In the case of Trump’s indictments, Levendusky argues that “the core of Trump’s base is unlikely to be moved, but more marginal voters are a different story.” If these “wavering Republicans or independent voters are in key states like Pennsylvania, Arizona, Wisconsin, etc., that will be extremely damaging to Trump.”
Patrick Sharkey, a sociologist at Princeton who has written extensively about crime, argued in an email that Biden can make the case that he has a better record in fighting gun violence and crime than is widely recognized:
Candidate Trump will undoubtedly paint a portrait of urban America as lawless, dangerous, and disorderly, just as he did in 2016. That said, President Biden has a strong case to make that he has done more than any recent president to address gun violence.
Gun violence, Sharkey wrote,
began to skyrocket in the summer of 2020, when former President Trump was in office. Since that point, the level of violence has plateaued, and so far in 2023 the vast majority of U.S. cities have seen sharp declines in homicides and shootings.
While the Republican Party, Sharkey continued,
has railed against the Department of Justice and largely ignored the Jan. 6 assault on U.S. Capitol Police and Metropolitan Police Department officers, the Biden administration has invested additional federal funding in law enforcement while also using federal funds to support Community Violence Intervention programs, which, even if the funding was nowhere near sufficient, represents a historic expansion of the federal government’s approach to addressing violent crime. The passage of the Bipartisan Safer Communities Act is the first major federal legislation to address guns in decades.
A potential problem with Sharkey’s analysis is that in contemporary campaigns, especially those involving Donald Trump, it’s not at all clear that substance matters.

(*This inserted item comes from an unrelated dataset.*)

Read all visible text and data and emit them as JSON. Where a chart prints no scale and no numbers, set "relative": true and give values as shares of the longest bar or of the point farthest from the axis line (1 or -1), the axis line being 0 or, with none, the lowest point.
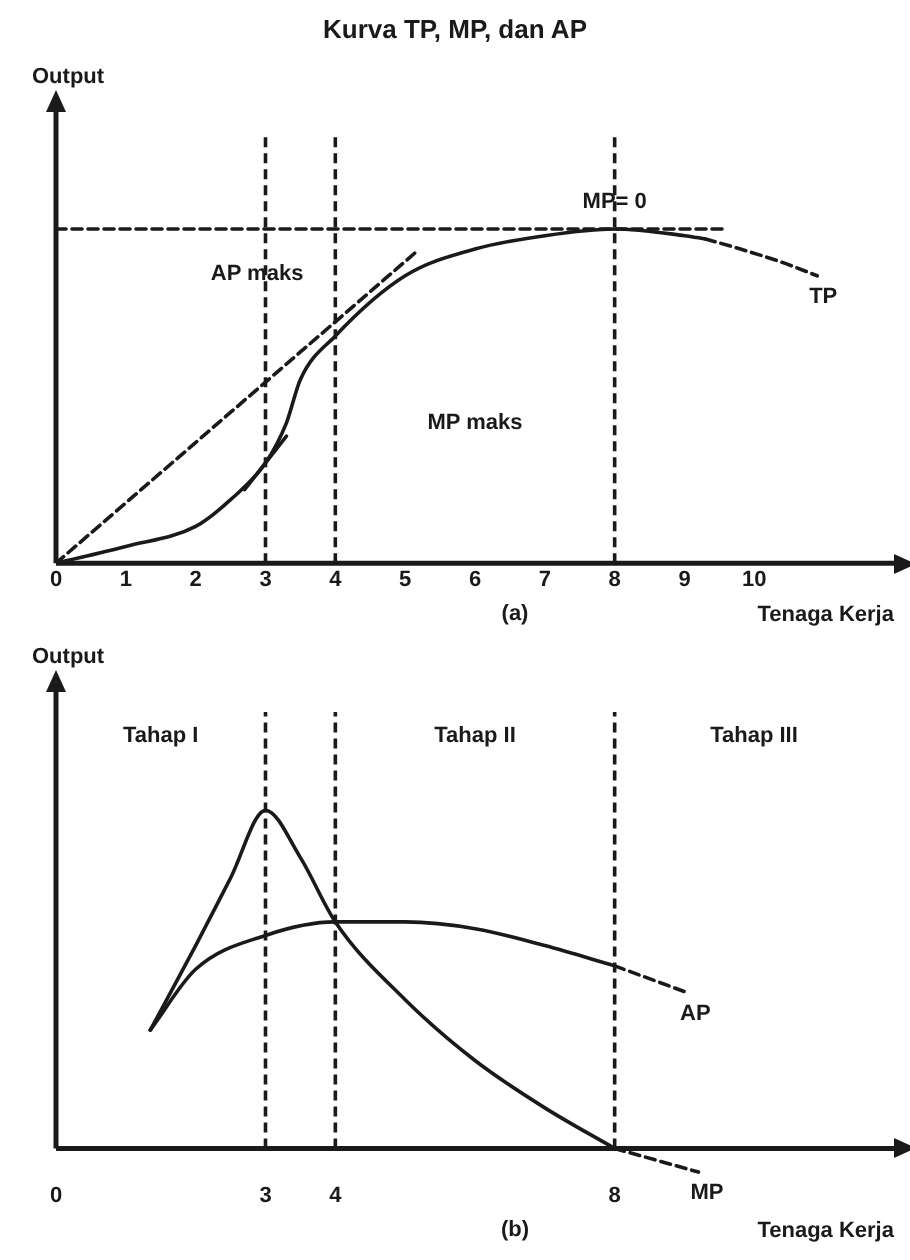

Few, if any, have put it better than retired Marine General John Kelly, Trump’s former chief of staff, who on Oct. 2 expressed to CNN his frustration over seeing his ex-boss far ahead in the competition for the nomination:
What can I add that has not already been said? A person that thinks those who defend their country in uniform, or are shot down or seriously wounded in combat, or spend years being tortured as POWs are all “suckers” because “there is nothing in it for them.” A person that did not want to be seen in the presence of military amputees because “it doesn’t look good for me.’”A person who demonstrated open contempt for a Gold Star family — for all Gold Star families — on TV during the 2016 campaign, and rants that our most precious heroes who gave their lives in America’s defense are “losers” and wouldn’t visit their graves in France.
Kelly continued:
A person who is not truthful regarding his position on the protection of unborn life, on women, on minorities, on evangelical Christians, on Jews, on working men and women. A person that has no idea what America stands for and has no idea what America is all about. … A person who admires autocrats and murderous dictators. A person that has nothing but contempt for our democratic institutions, our Constitution and the rule of law.
“There is nothing more that can be said,” Kelly concluded. “God help us.”